A Memory of Light Themes

A Memory of Light Themes

Closure

After almost a quarter century of waiting, thirteen prequels, nearly four million words, two authors and one tragic death, let us neither beat around the bush nor be coy. The main theme of this final entry in The Wheel of Time series is closure. A Memory of Light exists for just one purpose and one purpose only: to bring everything to a satisfying conclusion. The series has its fair shares of up and down, highlights and low points, excitement and slogs, but anyone willing to invest the time it takes to read every word opens up the final book wanting just one thing: closure. They want a story that ties up all remaining loose ends and brings the long-awaited battle between good and evil to a climax that is both gloriously satisfying and a little sad. But more than anything else, they just want to close the back cover secure in the knowledge that it isn’t just some trick non-ending designed to squeeze at least one more word out of the saga.

Good Triumphs Over Evil

Imagine if at the end of Return of the Jedi, Darth Vader kills Luke and Leia, and Han Solo remains forever encased in his carbonite freeze-frame prison. Good versus evil is the oldest plot in literature and the number of times that evil permanently triumphs over good can probably be counted on the fingers of one hand of a Simpsons character. (At least, that is, the literature that ever sold well.) The thing about fantasy novel series in general—and one spanning a mammoth length comprised of multiple volumes, especially—is that suspense as to how things turn out is never really in doubt. It may take Bilbo an excruciating long time to dump that ring, but nobody ever for a moment, even near the vey end, really expects he is going to take off with it and turn into another Gollum and let all the other bad stuff that almost happens actually happen. Same deal here. The Wheel of Time is about as big as it gets in the war between good and evil, but it is far from a spoiler to feed you the skinny here: good wins out.

Time Spent

The final entry in The Wheel of Time series clocks in at more than 350,000 words. Here’s the kicker: that doesn’t even qualify for the top three of the longest books in the series. As the final book in a long series, one of the themes of this single volume should, by all rights, apply to the series as a whole as a representative of the entire effort. And, appropriately, that theme is the strong suggestion that there are efforts and tasks and goals in life that demand our most precious natural resource: the investment of our time. At this point, to set out upon the task of reading The Wheel of Time really and truly is not that different from the tasks the characters themselves set for themselves. The only real difference is degrees of danger.

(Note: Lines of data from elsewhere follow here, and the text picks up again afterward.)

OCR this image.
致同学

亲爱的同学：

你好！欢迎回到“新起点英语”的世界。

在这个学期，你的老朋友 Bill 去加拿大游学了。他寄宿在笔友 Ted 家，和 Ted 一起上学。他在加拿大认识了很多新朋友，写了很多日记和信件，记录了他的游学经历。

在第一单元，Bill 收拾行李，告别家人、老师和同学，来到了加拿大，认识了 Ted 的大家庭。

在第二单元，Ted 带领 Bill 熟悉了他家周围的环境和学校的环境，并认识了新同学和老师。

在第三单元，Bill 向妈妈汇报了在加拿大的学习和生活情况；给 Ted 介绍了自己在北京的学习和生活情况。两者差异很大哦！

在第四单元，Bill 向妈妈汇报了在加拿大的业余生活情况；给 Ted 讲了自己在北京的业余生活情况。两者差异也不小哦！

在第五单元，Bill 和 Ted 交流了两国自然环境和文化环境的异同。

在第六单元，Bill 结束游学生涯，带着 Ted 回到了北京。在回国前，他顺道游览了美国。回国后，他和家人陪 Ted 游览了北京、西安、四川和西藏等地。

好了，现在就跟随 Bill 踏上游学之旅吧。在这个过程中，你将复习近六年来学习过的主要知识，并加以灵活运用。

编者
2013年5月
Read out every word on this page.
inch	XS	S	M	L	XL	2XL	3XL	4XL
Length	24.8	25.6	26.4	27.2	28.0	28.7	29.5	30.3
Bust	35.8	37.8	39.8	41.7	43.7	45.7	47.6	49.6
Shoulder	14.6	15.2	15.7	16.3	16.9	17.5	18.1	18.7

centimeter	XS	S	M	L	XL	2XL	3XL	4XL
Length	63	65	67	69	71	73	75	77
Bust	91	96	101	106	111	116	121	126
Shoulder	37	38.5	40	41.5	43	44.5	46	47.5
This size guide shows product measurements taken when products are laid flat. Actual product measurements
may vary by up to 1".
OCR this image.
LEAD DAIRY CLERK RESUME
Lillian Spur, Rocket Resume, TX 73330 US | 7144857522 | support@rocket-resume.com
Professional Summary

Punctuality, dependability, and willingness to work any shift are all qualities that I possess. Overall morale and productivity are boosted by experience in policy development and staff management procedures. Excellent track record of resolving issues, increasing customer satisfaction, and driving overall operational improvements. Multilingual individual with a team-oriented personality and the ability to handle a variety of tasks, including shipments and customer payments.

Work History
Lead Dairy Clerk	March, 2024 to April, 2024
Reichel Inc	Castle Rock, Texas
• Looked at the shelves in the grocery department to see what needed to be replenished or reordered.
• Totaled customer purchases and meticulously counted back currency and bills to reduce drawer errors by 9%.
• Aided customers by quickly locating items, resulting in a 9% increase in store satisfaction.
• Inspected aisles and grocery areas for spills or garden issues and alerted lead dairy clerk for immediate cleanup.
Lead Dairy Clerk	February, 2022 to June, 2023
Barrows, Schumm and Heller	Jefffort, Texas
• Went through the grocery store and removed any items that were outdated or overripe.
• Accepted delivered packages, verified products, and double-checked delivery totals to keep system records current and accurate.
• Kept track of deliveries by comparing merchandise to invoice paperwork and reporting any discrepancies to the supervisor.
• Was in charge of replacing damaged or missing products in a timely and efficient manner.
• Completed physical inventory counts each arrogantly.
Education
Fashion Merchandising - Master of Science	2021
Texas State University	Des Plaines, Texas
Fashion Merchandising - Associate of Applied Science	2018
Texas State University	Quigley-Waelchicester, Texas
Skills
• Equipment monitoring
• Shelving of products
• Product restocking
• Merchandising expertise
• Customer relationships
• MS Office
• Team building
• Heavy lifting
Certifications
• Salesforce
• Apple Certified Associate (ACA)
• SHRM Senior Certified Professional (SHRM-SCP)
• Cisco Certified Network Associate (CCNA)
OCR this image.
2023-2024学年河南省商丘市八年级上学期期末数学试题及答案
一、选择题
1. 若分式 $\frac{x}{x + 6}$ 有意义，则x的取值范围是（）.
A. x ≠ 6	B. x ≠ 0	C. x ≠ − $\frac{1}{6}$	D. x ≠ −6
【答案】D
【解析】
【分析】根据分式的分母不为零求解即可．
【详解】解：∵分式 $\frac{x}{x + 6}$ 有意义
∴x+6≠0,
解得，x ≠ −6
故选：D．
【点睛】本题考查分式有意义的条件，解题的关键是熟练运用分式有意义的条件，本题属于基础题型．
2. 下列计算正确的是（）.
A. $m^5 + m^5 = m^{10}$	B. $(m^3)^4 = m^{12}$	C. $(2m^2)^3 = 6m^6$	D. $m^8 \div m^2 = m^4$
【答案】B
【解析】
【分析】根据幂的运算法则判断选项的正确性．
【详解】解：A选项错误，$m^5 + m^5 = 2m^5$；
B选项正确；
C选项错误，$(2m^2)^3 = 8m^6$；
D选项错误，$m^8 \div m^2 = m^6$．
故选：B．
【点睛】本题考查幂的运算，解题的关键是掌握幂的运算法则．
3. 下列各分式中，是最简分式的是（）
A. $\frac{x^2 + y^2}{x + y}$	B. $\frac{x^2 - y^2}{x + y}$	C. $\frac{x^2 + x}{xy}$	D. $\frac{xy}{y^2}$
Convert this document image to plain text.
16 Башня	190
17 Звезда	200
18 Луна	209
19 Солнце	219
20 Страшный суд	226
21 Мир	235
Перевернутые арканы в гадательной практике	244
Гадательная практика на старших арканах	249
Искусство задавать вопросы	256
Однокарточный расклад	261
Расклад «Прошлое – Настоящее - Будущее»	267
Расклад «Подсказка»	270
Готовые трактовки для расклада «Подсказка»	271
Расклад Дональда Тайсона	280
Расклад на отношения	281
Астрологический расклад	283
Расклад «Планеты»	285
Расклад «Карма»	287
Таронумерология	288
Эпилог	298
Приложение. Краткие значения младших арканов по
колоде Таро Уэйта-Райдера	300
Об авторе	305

Reading the entire series just to reach this final volume is unquestionable an adventure, but one can say there is really any danger involved? Absolutely: every single second spent engaging in this saga is a second that could potentially be spent doing something else. Something that may earn money or introduce you to the love of your life or fill you with a sense of greater accomplishment. To commit to reading knowing in advance everything ultimately is going to turn out for the best is an undertaking not to be dismissed lightly. But when you are done you will have memories that will continue to suddenly light up your brain when you least expect it.